The US markets made a bounce back on Thursday, though the end still remained mixed but the Wall Street took a breather from the eurozone worries as Greece took steps to form a new government. The US economic data also cooperated as weekly initial jobless claims held steady, the seasonally-adjusted jobless claims fell by 1,000 to 367,000.The Asian markets have mostly made a weak start. The Chinese market was marginally in red despite country’s inflation coming below the government’s target for a third month, giving room to the government to ease policy to stimulate an economy.

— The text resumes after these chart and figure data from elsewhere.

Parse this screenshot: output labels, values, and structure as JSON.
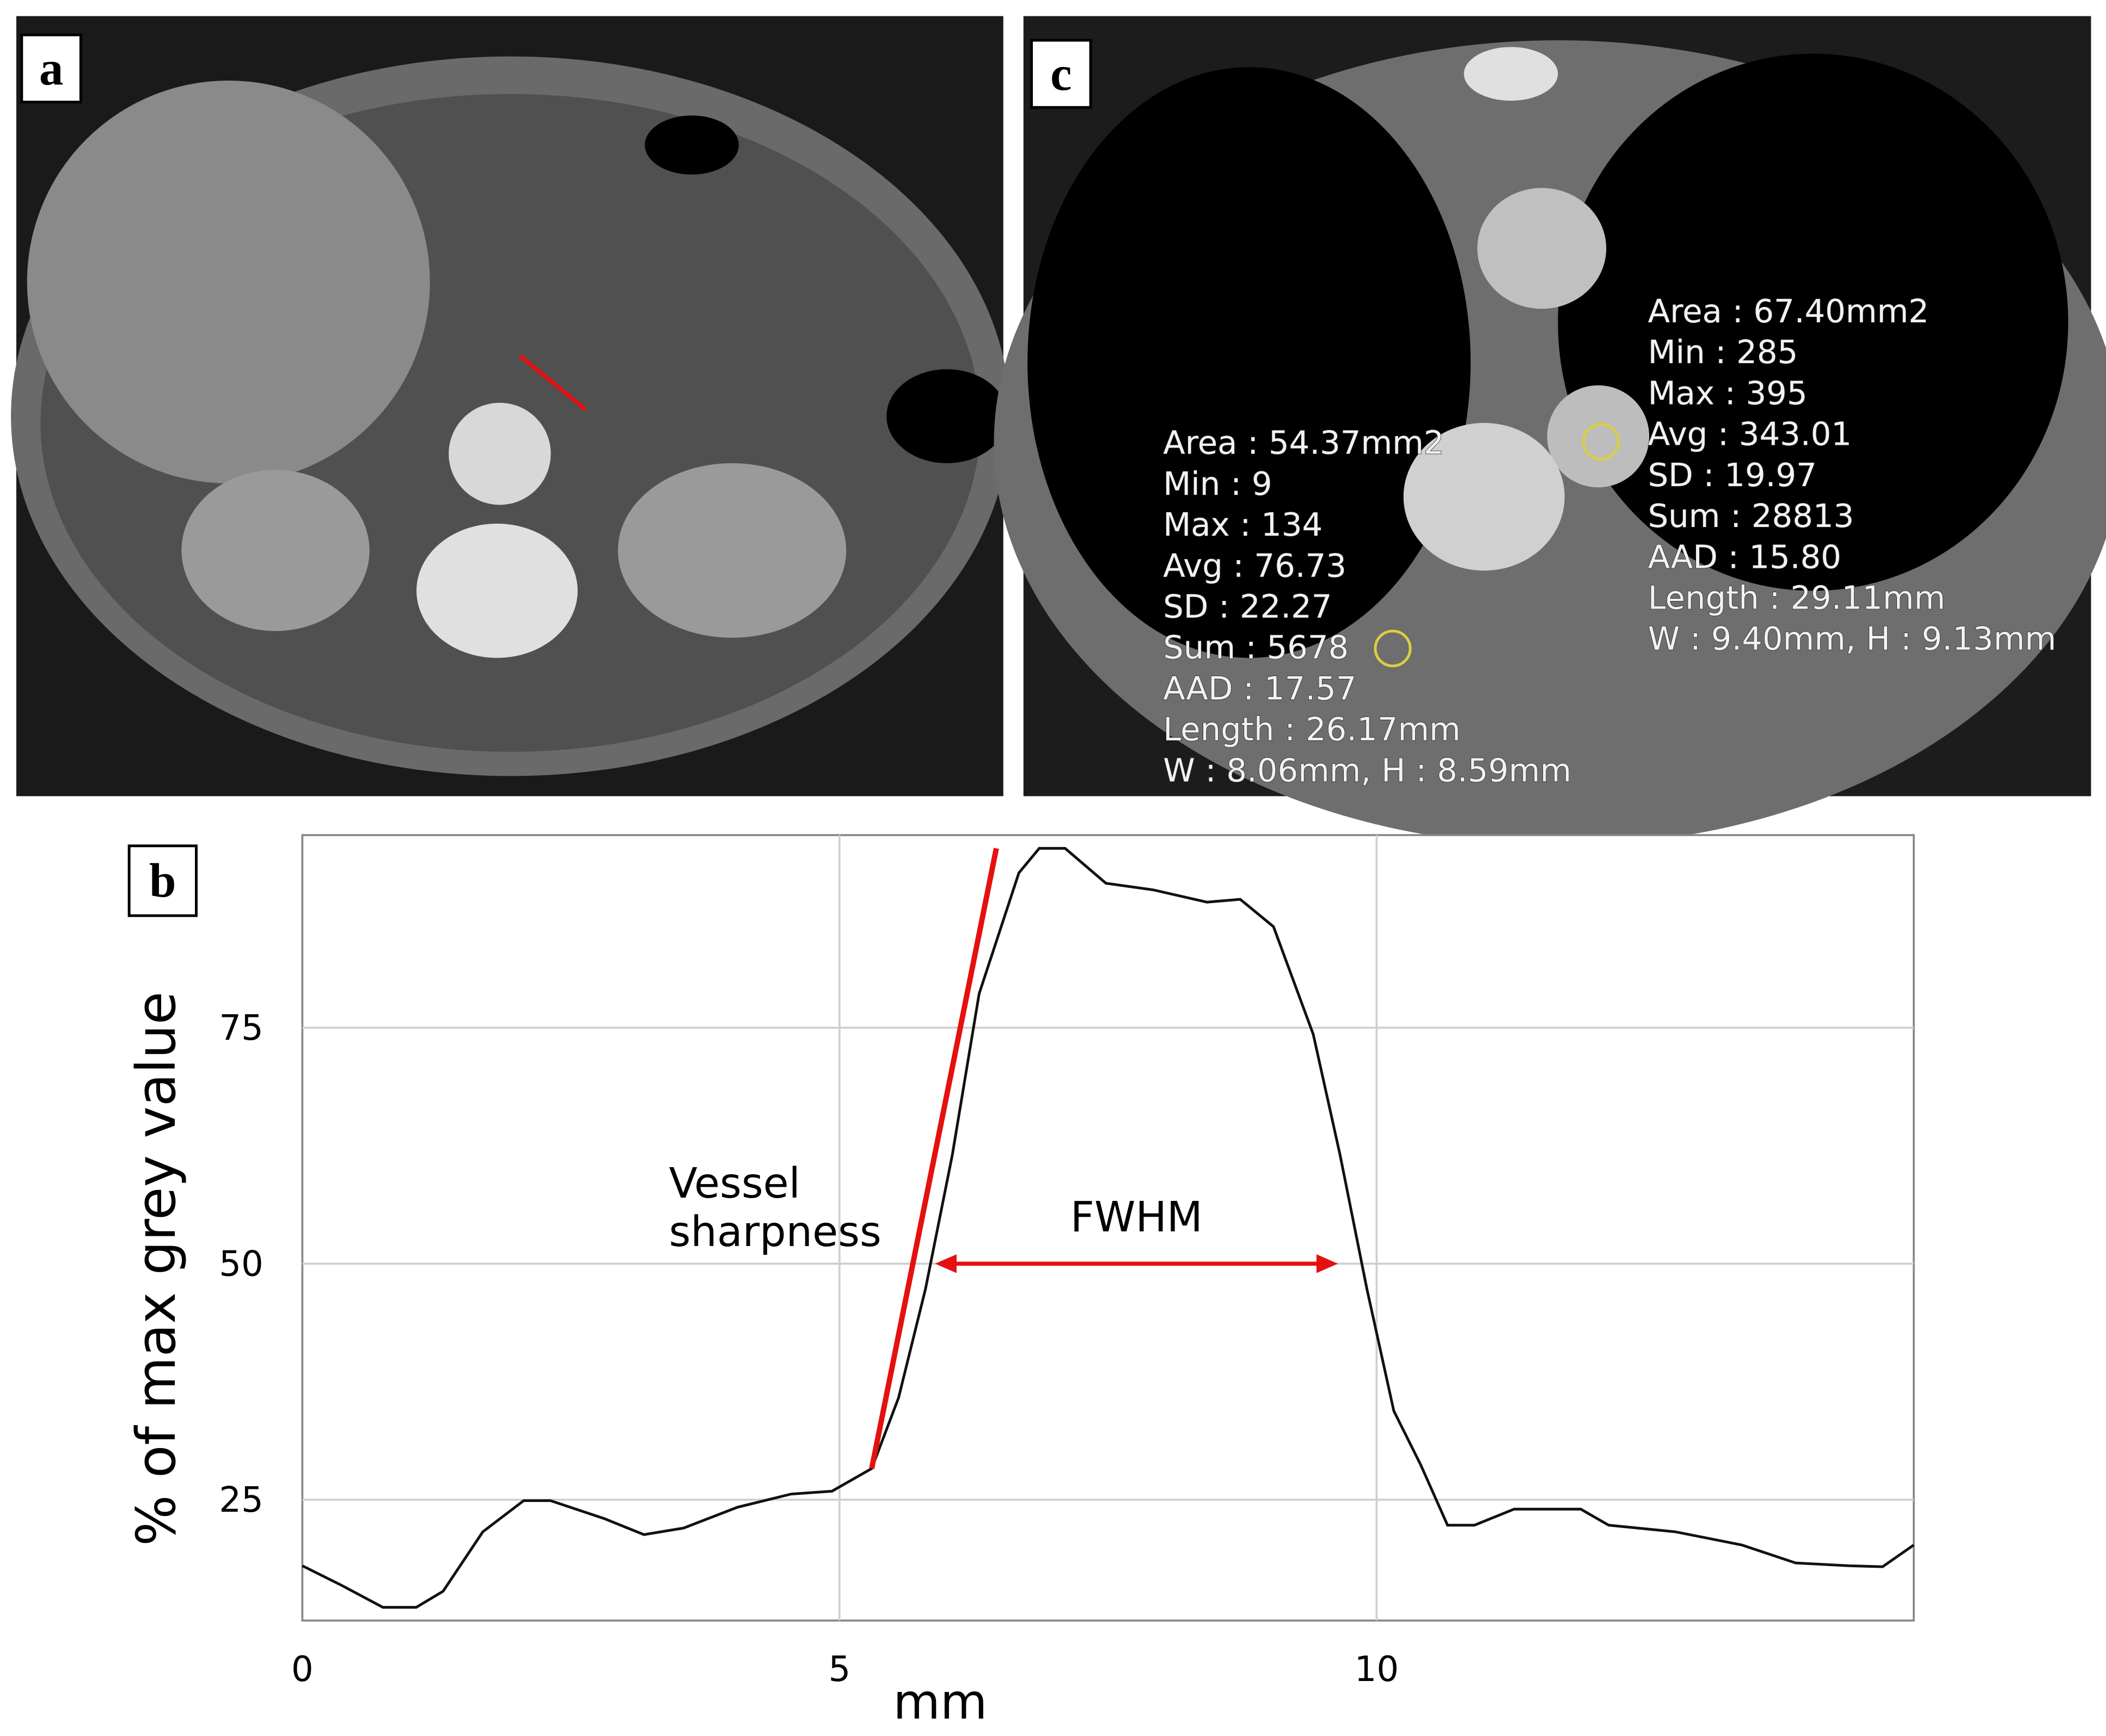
{
  "panels": {
    "a": {
      "label": "a"
    },
    "c": {
      "label": "c",
      "left_measurement": [
        "Area : 54.37mm2",
        "Min : 9",
        "Max : 134",
        "Avg : 76.73",
        "SD : 22.27",
        "Sum : 5678",
        "AAD : 17.57",
        "Length : 26.17mm",
        "W : 8.06mm, H : 8.59mm"
      ],
      "right_measurement": [
        "Area : 67.40mm2",
        "Min : 285",
        "Max : 395",
        "Avg : 343.01",
        "SD : 19.97",
        "Sum : 28813",
        "AAD : 15.80",
        "Length : 29.11mm",
        "W : 9.40mm, H : 9.13mm"
      ]
    }
  },
  "chart_data": {
    "type": "line",
    "panel_label": "b",
    "xlabel": "mm",
    "ylabel": "% of max grey value",
    "x": [
      0,
      0.37,
      0.75,
      1.06,
      1.31,
      1.68,
      2.06,
      2.31,
      2.81,
      3.18,
      3.55,
      4.05,
      4.55,
      4.93,
      5.3,
      5.55,
      5.8,
      6.05,
      6.3,
      6.67,
      6.86,
      7.1,
      7.48,
      7.92,
      8.42,
      8.73,
      9.04,
      9.41,
      9.66,
      9.91,
      10.16,
      10.41,
      10.66,
      10.91,
      11.28,
      11.9,
      12.16,
      12.78,
      13.4,
      13.9,
      14.4,
      14.71,
      15
    ],
    "values": [
      18.0,
      15.9,
      13.6,
      13.6,
      15.3,
      21.6,
      24.9,
      24.9,
      23.0,
      21.3,
      22.0,
      24.2,
      25.6,
      25.9,
      28.3,
      35.8,
      47.3,
      61.5,
      78.6,
      91.4,
      94.0,
      94.0,
      90.3,
      89.6,
      88.3,
      88.6,
      85.7,
      74.3,
      61.5,
      47.3,
      34.4,
      28.7,
      22.3,
      22.3,
      24.0,
      24.0,
      22.3,
      21.6,
      20.2,
      18.3,
      18.0,
      17.9,
      20.2
    ],
    "color": "#111111",
    "xlim": [
      0,
      15
    ],
    "ylim": [
      12.2,
      95.4
    ],
    "xticks": [
      0,
      5,
      10
    ],
    "yticks": [
      25,
      50,
      75
    ],
    "grid": true,
    "sharpness_line": {
      "label_lines": [
        "Vessel",
        "sharpness"
      ],
      "x": [
        5.3,
        6.46
      ],
      "y": [
        28.3,
        94.0
      ],
      "color": "#e51010"
    },
    "fwhm_arrow": {
      "label": "FWHM",
      "x": [
        5.89,
        9.64
      ],
      "y": 50,
      "color": "#e51010"
    }
  }
}
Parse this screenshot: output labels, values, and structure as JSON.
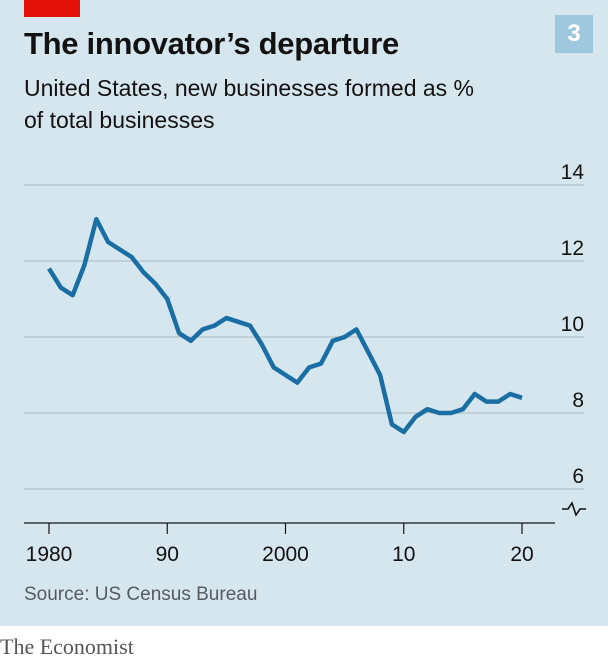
{
  "header": {
    "title": "The innovator’s departure",
    "subtitle": "United States, new businesses formed as % of total businesses",
    "badge": "3"
  },
  "footer": {
    "source": "Source: US Census Bureau",
    "brand": "The Economist"
  },
  "colors": {
    "background": "#d6e6ee",
    "line": "#1a6ea3",
    "accent": "#e3120b",
    "badge": "#9fc8de"
  },
  "chart_data": {
    "type": "line",
    "title": "The innovator’s departure",
    "subtitle": "United States, new businesses formed as % of total businesses",
    "xlabel": "",
    "ylabel": "",
    "ylim": [
      6,
      14
    ],
    "xlim": [
      1980,
      2020
    ],
    "y_ticks": [
      6,
      8,
      10,
      12,
      14
    ],
    "y_tick_labels": [
      "6",
      "8",
      "10",
      "12",
      "14"
    ],
    "x_ticks": [
      1980,
      1990,
      2000,
      2010,
      2020
    ],
    "x_tick_labels": [
      "1980",
      "90",
      "2000",
      "10",
      "20"
    ],
    "grid": true,
    "axis_break": true,
    "series": [
      {
        "x": [
          1980,
          1981,
          1982,
          1983,
          1984,
          1985,
          1986,
          1987,
          1988,
          1989,
          1990,
          1991,
          1992,
          1993,
          1994,
          1995,
          1996,
          1997,
          1998,
          1999,
          2000,
          2001,
          2002,
          2003,
          2004,
          2005,
          2006,
          2007,
          2008,
          2009,
          2010,
          2011,
          2012,
          2013,
          2014,
          2015,
          2016,
          2017,
          2018,
          2019,
          2020
        ],
        "values": [
          11.8,
          11.3,
          11.1,
          11.9,
          13.1,
          12.5,
          12.3,
          12.1,
          11.7,
          11.4,
          11.0,
          10.1,
          9.9,
          10.2,
          10.3,
          10.5,
          10.4,
          10.3,
          9.8,
          9.2,
          9.0,
          8.8,
          9.2,
          9.3,
          9.9,
          10.0,
          10.2,
          9.6,
          9.0,
          7.7,
          7.5,
          7.9,
          8.1,
          8.0,
          8.0,
          8.1,
          8.5,
          8.3,
          8.3,
          8.5,
          8.4
        ]
      }
    ]
  }
}
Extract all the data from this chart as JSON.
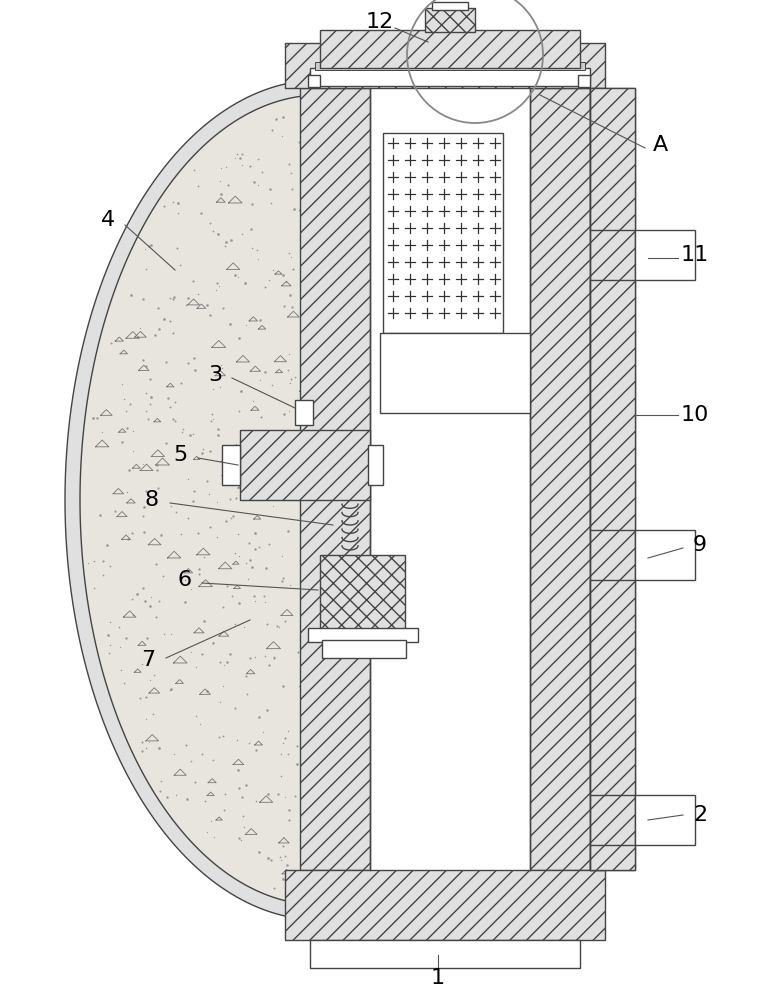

Back home, all hopes of a comeback rally for the increasingly vulnerable Indian stock markets got shattered in Thursday’s trade session as many heavyweight stocks that saw short covering earlier in the day lost colossal ground in the second half. The benchmark equity indices buckled under the hefty across the board selling pressure exerted by market participants, leading the frontline indices to undo all the good work done in early part of the session. The benchmark gauges drifted lower for the sixth time in last seven sessions and got even dragged close to the psychological 4,950 (Nifty) and 16,400 (Sensex) levels in the session. The domestic bourses were once again tormented by global developments as investors fretted over unrelenting Euro-zone worries, which prompted them to take profits off the table amid little signs of any supportive leads. Sentiments went awry since early afternoon trades tracking gloomy developments from Europe where French industrial output fell more sharply than expected in March, adding to signs that the region’s onerous debt trouble is having its toll on the economy. Position squaring also gathered greater momentum as investors turned apprehensive about global growth prospects after weaker than expected Chinese trade data stoking fears of slowing global growth machine. Back home, sentiments were firmly supported by the encouraging cues from money market in first half as rupee recovered by 0.53% to 53.535 against the US dollar after the Reserve Bank tightened norms for utilization of the foreign currency fixed deposit funds to check outflow of forex. Marketmen showed unrelenting selling pressure on the Metal counters, which plunged over a percent being the top laggard in BSE’s sectoral space. The rate sensitive Auto index too plunged around a percent after industry body SIAM released data showing passenger car sales in India witnessed slowest growth during April in 10 years at 3.4% as customer sentiment remained low due to post-Budget price hikes and high interest rates, affecting the entry-level segment most. Finally, the BSE Sensex lost 59.53 points or 0.36% to settle at 16,420.05, while the S&P CNX Nifty declined by 9.10 points or 0.18% to close at 4,965.70.